En dépit de ses escapades, Me Clappa ne pouvait se résoudre à se défaire de lui car il était habile aux écritures et avait le secret de bien des gens, de plus il était discret. Il avait commencé comme saute-ruisseau chez un huissier de Torre-les-Tourettes, le bourg qui dresse si pittoresquement ses vieilles murailles au sommet des rochers qui commandent les gorges du Loup.

Il fut un temps où il y avait grande amitié entre ceux de Torre-les-Tourettes et ceux de la Fourca, mais ça s’était gâté depuis, et comme ceci est non seulement de l’histoire mais encore de « notre » histoire il n’est assurément point inutile que l’on sache à quelle occasion.
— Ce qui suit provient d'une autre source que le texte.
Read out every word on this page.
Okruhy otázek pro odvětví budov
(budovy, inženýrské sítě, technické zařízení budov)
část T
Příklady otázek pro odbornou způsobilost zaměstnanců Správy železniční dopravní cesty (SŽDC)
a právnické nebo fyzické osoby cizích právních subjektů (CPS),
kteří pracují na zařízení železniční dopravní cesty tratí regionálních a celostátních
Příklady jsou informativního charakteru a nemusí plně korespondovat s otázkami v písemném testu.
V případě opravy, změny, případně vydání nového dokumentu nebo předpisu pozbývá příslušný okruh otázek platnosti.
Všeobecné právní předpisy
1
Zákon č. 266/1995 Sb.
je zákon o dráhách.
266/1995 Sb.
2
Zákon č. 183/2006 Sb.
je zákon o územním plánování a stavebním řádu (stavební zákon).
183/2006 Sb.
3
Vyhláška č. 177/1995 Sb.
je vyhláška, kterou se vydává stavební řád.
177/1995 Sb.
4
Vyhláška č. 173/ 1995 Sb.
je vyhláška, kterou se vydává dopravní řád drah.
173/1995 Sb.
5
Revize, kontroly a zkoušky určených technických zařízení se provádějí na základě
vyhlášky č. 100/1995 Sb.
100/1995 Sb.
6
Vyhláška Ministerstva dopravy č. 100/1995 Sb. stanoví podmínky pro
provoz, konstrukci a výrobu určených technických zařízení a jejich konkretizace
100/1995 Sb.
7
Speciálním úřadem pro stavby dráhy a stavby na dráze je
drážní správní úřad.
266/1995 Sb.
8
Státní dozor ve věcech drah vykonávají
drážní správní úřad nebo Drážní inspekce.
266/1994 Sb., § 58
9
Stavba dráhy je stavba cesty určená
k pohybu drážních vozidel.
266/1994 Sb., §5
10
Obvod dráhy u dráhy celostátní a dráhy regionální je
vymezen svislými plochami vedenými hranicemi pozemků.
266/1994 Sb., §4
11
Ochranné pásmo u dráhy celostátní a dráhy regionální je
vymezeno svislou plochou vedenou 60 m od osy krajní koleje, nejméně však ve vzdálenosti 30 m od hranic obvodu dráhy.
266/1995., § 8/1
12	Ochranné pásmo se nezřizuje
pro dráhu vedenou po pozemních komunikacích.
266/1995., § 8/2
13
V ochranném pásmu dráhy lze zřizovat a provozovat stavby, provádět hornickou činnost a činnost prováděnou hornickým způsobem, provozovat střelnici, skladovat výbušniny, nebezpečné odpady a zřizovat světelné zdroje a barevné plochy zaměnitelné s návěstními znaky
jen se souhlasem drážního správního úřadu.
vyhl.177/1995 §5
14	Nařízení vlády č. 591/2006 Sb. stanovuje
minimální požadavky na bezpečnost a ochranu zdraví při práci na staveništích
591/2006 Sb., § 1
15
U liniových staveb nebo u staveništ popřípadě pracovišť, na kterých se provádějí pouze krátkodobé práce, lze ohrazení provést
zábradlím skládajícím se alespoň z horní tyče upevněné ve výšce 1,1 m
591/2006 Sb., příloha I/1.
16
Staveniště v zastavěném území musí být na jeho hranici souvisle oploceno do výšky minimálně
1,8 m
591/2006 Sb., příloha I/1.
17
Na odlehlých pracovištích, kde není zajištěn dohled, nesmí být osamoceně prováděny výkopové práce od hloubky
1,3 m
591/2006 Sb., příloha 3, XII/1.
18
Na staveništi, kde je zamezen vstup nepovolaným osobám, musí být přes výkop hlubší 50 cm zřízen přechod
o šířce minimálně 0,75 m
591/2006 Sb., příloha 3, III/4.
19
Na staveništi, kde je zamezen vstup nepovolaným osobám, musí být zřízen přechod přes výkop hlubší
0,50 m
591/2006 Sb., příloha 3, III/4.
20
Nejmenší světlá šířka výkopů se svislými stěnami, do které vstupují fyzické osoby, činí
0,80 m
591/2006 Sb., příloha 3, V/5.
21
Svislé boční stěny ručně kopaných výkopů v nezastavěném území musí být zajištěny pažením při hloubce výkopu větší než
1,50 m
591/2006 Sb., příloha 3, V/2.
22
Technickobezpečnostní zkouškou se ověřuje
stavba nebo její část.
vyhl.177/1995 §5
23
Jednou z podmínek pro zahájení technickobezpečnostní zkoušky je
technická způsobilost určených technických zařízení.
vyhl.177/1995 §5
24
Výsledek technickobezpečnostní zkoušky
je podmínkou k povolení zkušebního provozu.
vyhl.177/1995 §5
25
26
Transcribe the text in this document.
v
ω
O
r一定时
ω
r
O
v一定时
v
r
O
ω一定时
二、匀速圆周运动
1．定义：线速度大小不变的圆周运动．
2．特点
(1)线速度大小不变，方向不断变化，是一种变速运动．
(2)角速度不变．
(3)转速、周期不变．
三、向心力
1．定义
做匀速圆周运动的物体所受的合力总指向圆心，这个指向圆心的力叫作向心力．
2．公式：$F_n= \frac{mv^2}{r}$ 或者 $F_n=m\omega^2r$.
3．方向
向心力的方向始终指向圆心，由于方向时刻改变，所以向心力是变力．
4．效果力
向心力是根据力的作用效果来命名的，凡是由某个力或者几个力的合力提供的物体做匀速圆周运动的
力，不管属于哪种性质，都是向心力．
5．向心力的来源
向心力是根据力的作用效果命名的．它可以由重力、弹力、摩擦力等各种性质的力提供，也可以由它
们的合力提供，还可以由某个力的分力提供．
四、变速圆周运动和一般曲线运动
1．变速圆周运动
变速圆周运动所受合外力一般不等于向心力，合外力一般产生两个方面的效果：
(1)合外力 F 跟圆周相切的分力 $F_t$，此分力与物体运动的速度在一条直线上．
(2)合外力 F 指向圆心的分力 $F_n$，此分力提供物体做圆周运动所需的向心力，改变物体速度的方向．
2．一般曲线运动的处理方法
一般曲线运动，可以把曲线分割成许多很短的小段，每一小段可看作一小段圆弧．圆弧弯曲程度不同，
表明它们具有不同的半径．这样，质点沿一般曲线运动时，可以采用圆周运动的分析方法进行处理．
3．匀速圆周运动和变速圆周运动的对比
Ainsi jugerons-nous mieux des mœurs.

Après une partie de « boccia » qui s’était terminée en querelle, les jeunes gens de Torre-les-Tourettes s’étaient vantés qu’ils enlèveraient « l’arbre de mai » que ceux de la Fourca avaient coutume de planter chaque année sur la place de Sainte-Hélène, leur basilique. Prévenus, ceux de la Fourca se postèrent sur les cyprès et les oliviers qui entouraient l’église et lorsque les agresseurs se présentèrent de nuit, ils firent tomber sur eux une grêle de pierres. Ceux qui s’obstinaient à vouloir arracher l’arbre reçurent même quelques coups de couteaux. Un nommé Toton Robin resta sur le terrain et l’on put craindre, pendant huit jours, qu’il ne trépassât.